Sekarang, tempatkan diri kalian pada posisiku. Yah, aku yang sekarang ini membawa setumpuk kertas—lebih tepatnya berkas  skripsi—di bawah tempias hujan, di tengah desakan manusia yang menyemut di stasiun kereta. Sekarang ini sudah jam 06.10 WIB, berarti kereta sialan itu sudah terlambat 3 menit. Ah… masih cukup waktu, tentu saja. Janjiku dengan dosen pembimbing masih 2 jam lagi. Sangat cukup bahkan, jika saja tidak ada suara ting-tong-ting-tong khas stasiun yang dilanjutkan dengan pengumuman bahwa kereta akan terlambat beberapa saat karena ada gangguan sistem listrik.
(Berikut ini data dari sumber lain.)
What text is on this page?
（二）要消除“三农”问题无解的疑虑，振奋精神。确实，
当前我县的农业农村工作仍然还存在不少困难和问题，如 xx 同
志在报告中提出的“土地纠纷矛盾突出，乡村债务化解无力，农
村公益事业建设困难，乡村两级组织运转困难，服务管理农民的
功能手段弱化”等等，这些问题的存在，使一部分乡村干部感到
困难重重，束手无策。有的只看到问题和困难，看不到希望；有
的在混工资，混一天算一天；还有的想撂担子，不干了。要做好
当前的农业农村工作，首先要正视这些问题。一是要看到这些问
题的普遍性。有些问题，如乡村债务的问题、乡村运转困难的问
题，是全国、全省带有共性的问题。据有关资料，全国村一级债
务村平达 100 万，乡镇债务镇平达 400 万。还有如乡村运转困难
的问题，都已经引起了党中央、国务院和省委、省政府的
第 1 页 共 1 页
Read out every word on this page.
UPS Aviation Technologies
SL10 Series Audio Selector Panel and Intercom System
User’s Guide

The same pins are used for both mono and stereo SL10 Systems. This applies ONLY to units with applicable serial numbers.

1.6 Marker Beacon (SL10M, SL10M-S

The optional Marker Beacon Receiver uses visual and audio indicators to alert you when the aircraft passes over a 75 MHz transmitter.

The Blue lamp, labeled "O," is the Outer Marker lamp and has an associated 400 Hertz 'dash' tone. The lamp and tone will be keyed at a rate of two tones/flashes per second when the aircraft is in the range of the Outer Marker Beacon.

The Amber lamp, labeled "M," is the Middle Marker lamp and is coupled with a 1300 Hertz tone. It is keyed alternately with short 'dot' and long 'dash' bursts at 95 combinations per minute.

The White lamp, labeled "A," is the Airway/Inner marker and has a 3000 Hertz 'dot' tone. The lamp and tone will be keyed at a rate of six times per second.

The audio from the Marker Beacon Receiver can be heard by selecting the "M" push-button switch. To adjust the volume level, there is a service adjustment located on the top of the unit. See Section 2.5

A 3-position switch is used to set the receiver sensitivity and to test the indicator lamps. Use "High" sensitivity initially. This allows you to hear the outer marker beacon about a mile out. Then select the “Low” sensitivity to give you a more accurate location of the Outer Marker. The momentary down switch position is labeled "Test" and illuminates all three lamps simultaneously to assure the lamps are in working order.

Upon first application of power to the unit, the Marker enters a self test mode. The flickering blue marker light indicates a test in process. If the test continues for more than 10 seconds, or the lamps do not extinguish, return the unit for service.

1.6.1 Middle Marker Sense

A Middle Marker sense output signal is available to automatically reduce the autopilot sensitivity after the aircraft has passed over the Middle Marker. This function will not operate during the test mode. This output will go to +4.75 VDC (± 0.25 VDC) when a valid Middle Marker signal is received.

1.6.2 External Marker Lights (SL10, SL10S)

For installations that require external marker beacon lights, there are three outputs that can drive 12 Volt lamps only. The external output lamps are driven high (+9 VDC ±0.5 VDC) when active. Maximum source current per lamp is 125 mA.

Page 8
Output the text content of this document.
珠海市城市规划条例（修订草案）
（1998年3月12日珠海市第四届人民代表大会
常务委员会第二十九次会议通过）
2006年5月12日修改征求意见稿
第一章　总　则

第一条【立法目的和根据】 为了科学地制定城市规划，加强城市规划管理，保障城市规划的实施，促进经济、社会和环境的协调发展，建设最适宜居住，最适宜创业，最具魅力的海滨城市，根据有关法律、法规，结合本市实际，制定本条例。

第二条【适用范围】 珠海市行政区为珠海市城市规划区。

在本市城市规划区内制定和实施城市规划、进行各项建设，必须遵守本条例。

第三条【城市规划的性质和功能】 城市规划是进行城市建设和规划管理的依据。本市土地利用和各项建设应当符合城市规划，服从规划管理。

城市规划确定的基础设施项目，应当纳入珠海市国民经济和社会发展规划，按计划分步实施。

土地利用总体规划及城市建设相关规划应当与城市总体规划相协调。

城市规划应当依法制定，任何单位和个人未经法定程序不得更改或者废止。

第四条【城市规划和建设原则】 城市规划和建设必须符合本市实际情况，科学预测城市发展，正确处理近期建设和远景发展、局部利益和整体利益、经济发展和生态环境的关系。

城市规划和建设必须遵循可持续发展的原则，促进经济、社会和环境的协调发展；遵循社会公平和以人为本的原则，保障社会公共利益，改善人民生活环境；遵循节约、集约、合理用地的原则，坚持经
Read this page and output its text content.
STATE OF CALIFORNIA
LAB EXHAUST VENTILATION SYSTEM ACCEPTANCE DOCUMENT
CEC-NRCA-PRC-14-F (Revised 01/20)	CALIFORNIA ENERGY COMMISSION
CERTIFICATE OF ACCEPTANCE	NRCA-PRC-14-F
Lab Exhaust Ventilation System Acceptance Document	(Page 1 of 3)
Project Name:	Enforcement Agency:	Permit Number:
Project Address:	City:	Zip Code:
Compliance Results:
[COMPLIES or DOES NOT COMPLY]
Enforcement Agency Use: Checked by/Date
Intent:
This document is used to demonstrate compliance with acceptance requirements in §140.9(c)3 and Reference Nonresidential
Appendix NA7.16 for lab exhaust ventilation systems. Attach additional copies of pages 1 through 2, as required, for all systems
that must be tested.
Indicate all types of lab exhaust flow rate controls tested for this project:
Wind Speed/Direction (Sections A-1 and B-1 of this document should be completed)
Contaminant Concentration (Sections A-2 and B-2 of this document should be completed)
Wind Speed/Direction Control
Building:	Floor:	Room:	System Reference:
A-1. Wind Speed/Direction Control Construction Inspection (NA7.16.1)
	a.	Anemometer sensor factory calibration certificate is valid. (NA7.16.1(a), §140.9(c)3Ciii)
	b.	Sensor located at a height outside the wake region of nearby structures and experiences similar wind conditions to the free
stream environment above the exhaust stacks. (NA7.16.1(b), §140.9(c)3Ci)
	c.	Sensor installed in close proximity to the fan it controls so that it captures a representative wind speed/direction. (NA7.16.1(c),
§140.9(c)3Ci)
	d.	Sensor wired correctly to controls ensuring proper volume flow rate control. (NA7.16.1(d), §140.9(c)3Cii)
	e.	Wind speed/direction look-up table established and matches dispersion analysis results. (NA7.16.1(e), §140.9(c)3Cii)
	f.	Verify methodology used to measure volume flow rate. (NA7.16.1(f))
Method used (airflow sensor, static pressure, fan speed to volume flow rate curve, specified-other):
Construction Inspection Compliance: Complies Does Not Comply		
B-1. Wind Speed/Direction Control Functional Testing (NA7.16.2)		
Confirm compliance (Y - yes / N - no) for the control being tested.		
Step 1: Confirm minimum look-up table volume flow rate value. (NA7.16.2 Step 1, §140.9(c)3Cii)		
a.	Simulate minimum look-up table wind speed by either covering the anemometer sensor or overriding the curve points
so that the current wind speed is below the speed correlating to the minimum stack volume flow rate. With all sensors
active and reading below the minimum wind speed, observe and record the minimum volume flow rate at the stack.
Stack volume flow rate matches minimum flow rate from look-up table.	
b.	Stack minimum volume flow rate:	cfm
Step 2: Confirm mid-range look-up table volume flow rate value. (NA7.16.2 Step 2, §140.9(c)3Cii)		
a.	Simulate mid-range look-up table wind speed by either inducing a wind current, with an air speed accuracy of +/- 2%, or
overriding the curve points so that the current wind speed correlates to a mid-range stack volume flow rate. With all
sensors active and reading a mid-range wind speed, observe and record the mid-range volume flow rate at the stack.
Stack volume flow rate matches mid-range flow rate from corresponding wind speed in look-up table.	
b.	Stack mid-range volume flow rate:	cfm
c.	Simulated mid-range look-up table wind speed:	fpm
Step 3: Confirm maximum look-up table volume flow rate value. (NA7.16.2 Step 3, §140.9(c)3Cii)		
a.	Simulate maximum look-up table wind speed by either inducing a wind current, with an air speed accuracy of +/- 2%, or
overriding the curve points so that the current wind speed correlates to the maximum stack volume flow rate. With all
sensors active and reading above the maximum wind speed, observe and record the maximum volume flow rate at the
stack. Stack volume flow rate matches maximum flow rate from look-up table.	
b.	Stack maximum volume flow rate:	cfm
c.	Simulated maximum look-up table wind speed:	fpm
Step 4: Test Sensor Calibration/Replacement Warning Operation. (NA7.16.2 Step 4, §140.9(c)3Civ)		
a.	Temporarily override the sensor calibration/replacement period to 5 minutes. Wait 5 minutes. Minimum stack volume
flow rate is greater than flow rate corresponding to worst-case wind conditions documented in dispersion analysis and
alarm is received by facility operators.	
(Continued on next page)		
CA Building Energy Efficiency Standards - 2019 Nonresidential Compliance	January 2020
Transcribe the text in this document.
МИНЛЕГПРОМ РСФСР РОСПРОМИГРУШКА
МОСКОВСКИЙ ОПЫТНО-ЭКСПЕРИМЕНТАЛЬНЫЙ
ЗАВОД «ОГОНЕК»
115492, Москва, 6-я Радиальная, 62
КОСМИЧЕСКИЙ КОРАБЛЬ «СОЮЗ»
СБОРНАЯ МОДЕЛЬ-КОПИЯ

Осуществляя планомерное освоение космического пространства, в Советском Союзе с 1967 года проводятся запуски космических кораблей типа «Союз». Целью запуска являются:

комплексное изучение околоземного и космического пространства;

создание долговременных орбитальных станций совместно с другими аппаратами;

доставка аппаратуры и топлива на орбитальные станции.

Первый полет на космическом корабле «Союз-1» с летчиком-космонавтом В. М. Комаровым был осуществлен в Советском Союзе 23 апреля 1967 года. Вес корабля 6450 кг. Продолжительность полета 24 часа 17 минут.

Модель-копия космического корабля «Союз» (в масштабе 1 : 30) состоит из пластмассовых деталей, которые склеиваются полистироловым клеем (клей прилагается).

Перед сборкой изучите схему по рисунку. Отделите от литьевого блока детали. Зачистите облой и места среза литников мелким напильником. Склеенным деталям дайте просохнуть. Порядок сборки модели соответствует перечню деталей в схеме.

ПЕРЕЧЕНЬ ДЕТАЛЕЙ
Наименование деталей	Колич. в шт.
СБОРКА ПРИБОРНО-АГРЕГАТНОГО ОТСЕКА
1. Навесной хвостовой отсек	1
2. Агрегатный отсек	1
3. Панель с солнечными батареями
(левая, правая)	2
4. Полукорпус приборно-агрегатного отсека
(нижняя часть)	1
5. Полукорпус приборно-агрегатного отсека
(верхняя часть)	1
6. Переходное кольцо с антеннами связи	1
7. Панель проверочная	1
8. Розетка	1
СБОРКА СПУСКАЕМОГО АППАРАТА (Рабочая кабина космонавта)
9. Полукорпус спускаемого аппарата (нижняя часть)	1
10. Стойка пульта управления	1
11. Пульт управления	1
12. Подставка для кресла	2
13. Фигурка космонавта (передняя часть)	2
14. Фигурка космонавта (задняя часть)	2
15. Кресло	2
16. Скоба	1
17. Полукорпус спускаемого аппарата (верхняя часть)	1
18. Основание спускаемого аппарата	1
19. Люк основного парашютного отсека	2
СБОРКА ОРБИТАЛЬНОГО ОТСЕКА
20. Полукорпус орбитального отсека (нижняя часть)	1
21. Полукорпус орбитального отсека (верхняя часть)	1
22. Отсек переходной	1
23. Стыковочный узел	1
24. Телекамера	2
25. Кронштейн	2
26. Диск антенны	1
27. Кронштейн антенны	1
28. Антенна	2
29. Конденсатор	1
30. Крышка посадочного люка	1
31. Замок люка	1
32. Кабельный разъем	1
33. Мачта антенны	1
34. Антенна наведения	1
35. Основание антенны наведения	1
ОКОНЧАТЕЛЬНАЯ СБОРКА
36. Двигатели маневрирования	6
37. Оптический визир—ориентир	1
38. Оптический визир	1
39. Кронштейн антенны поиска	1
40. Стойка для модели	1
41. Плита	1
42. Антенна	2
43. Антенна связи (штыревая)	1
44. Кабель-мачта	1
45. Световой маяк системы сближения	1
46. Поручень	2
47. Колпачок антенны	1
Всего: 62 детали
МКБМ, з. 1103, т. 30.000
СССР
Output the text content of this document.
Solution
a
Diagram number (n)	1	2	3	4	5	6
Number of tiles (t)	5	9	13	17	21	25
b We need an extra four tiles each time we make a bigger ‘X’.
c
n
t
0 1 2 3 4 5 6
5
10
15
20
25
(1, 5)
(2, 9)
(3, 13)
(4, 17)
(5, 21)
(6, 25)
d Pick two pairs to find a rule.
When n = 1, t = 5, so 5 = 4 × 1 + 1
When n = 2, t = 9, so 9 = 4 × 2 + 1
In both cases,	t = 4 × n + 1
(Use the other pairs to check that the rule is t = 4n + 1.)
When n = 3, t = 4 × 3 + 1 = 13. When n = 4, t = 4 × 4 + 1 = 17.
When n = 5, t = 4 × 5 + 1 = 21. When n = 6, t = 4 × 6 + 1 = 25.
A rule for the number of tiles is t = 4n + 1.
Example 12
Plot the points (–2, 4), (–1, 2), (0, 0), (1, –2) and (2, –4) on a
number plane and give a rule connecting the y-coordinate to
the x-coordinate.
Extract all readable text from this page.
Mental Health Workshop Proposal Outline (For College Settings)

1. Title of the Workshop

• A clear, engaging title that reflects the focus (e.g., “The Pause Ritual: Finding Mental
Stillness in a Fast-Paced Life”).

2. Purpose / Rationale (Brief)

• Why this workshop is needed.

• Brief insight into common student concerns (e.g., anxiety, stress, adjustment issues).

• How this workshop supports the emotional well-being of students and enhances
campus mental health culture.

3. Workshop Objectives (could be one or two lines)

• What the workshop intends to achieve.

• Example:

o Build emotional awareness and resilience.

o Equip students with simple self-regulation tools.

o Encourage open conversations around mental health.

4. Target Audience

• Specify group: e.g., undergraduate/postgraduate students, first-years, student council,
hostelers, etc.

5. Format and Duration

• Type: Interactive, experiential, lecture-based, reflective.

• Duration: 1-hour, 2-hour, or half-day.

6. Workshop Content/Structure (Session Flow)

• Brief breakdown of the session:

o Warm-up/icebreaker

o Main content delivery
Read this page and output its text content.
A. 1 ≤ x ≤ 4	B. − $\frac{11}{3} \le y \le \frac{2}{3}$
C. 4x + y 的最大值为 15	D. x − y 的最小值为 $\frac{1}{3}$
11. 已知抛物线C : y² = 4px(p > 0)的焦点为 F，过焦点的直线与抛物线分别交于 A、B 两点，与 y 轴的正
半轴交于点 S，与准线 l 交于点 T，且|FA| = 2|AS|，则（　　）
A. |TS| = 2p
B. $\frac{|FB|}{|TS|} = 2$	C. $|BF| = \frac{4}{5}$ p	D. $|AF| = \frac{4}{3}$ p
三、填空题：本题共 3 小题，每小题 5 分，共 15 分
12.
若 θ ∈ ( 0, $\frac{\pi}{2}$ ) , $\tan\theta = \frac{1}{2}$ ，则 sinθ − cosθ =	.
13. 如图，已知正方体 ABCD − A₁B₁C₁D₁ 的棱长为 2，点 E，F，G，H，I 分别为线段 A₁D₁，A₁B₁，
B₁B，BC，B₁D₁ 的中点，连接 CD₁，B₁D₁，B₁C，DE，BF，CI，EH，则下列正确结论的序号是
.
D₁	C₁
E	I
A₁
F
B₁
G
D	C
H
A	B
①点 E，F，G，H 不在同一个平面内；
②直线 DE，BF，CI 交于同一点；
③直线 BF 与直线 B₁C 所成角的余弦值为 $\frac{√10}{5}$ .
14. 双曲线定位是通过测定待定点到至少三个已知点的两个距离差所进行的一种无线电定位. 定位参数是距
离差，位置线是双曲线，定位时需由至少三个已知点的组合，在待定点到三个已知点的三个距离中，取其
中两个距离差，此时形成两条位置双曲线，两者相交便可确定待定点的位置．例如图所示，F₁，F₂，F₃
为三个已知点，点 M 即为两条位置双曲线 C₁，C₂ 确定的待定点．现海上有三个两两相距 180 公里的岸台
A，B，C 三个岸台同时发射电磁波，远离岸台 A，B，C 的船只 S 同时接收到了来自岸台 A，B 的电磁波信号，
Hujan dan listrik, memang semacam musuh abadi ‘kan? Ah… hujan!

Seolah bawaan yang berat, hujan dan kereta yang terlambat belum genap, aku mendapat telepon dari yang tercinta Pembimbing Skripsi. Beliau dengan murah hati memajukan jadwal pertemuan kami, menjadi… sekarang! Sekarang? Ya, sekarang juga! Alasannya, beliau harus segera meluncur ke bandara sebelum akses ke sana tertutup banjir!

 “Kak, ini, kertasnya jatuh.”

Suara itu berhasil membuyarkan sumpah serapahku pada hujan. Tiba-tiba saja aku merasa seribu, oh bukan, sejuta kecebong berenang dengan gaya bebas dalam rongga perutku. Gadis ini, gadis yang mengulurkan selembar kertas–yang entah bagaimana terbang dari tumpukan berkasku–adalah Si Gadis Oriental yang selama 3 bulan belakangan menjadi pemandangan pagi yang indah di Stasiun Bogor. Gadis yang… jangankan menyapanya, menghampirinya saja aku tidak bernyali.

“Berkas skripsi ya, Kak? Sayang kalau sampai basah,” ucapnya lagi, sembari beringsut ke sebelahku, membagi payungnya. Rasanya kecebong dalam perutku terlalu cepat bermetamorfosis, sekarang mereka telah menjadi katak yang berlompatan. Ah… hujan!